Slocan Valley dog bylaw in the works

Regional District of Central Kootenay staff are expected to look into the pros and cons of a dog control bylaw for the Slocan Valley, with the possibility of sending it to referendum in November.

Regional District of Central Kootenay staff are expected to look into the pros and cons of a dog control bylaw for the Slocan Valley, with the possibility of sending it to referendum in November.

Director Walter Popoff says he has reports from bylaw enforcement and the RCMP on recent dog-related incidents in the area and is now seeking an opinion on how much an animal control service would cost.

“I want all of this information correlated and a recommendation on the policy and financial implications of having a dog control bylaw,” he says. “Once I have that report, I can make an informed decision whether to proceed.”

Popoff previously looked at a localized service for South Slocan, but the projected costs were too steep for residents. He suspects the impact on individual homeowners would be far less when spread across the entire electoral area, “but until I have the analysis done by our researcher, I’d only be guessing.”

Popoff’s request hit a speed bump at the committee level, where directors only narrowly endorsed it. Regional district chair John Kettle was among those who voted against it, due to a lack of information. However, he has since been supplied with the missing details and will support the idea when it reaches the board table on Thursday.

“I didn’t think we had enough information to do what the director was asking,” Kettle says. “He wasn’t there to make the presentation. Subsequently he sent me all the information and it’s more than adequate. I will not be voting against it this time.”

Kettle says he looked at such a bylaw for the rural Creston area he represents, but the annual cost of $75,000 made it a non-starter.

Popoff says for a vote to be held in the fall, staff need to be directed this week to get cracking on the report. The referendum would cost $6,000 if held in conjunction with municipal elections, versus $12,000 as a standalone. If the vote passes, the costs are covered by the new service, but if it fails, they’re borne by the entire regional district.

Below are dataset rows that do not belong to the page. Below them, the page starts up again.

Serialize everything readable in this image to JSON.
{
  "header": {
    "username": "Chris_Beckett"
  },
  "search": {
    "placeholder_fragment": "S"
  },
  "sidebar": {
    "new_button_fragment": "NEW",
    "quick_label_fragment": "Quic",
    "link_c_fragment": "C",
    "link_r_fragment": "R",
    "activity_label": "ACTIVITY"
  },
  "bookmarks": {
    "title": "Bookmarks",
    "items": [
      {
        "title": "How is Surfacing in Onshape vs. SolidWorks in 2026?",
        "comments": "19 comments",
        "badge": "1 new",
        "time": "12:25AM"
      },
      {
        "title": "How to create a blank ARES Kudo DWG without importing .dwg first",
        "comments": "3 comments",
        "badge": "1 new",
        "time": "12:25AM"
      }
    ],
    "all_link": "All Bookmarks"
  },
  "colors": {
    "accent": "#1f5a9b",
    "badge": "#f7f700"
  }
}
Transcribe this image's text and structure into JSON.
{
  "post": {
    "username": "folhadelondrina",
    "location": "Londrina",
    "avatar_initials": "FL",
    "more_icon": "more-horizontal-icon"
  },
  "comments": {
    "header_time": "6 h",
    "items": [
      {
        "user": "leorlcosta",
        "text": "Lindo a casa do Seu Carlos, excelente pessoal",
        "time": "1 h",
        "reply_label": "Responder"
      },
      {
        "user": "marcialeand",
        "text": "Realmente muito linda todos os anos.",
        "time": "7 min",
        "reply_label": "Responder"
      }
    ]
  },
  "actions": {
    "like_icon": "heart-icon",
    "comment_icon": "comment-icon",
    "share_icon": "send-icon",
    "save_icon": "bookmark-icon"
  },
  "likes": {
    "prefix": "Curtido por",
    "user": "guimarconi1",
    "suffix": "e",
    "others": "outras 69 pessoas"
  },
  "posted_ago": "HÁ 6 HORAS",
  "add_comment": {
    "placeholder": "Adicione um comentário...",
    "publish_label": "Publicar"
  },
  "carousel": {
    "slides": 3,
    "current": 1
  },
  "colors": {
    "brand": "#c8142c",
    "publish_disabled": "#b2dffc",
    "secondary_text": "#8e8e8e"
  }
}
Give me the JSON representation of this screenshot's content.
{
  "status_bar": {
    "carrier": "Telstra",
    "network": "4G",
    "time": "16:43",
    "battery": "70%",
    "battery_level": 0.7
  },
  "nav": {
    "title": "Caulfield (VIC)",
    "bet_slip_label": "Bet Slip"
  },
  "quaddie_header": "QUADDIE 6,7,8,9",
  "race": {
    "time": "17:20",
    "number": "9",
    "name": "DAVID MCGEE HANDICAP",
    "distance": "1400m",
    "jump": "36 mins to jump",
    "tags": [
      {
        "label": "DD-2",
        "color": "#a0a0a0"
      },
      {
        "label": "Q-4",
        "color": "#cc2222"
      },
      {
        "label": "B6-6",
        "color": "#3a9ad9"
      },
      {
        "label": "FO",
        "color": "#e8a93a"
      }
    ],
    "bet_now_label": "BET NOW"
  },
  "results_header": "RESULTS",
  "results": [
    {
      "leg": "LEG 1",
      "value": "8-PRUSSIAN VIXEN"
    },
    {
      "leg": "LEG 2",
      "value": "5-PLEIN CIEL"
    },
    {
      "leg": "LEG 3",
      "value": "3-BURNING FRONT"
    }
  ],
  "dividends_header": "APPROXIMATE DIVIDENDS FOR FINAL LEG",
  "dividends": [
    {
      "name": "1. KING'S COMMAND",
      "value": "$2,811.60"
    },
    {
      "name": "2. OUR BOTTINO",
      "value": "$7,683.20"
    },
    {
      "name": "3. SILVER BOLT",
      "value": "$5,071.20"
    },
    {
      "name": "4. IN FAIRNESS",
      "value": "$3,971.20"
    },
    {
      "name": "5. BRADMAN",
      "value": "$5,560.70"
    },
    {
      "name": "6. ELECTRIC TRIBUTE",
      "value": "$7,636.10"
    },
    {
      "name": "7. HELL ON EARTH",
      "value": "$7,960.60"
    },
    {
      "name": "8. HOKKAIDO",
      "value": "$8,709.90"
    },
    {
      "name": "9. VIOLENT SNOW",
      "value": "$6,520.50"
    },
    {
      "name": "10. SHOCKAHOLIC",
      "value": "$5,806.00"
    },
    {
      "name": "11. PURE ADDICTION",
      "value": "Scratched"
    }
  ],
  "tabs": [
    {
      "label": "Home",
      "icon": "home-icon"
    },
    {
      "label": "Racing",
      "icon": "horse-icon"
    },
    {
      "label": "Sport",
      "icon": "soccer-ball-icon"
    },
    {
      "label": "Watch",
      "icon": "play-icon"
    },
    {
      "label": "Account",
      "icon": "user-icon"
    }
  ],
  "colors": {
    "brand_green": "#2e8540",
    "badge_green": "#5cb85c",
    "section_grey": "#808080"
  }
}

The issue of dog control in the Slocan came to a head after two separate incidents recently in Winlaw, in which an alpaca was killed and a man suffered over 35 puncture wounds when his dog tangled with a neighbour’s animals. Although RCMP investigated the incidents, they said the lack of a bylaw limited what they could do.

The regional district has animal control in five electoral areas around rural Nelson, rural Castlegar, and the Arrow Lakes.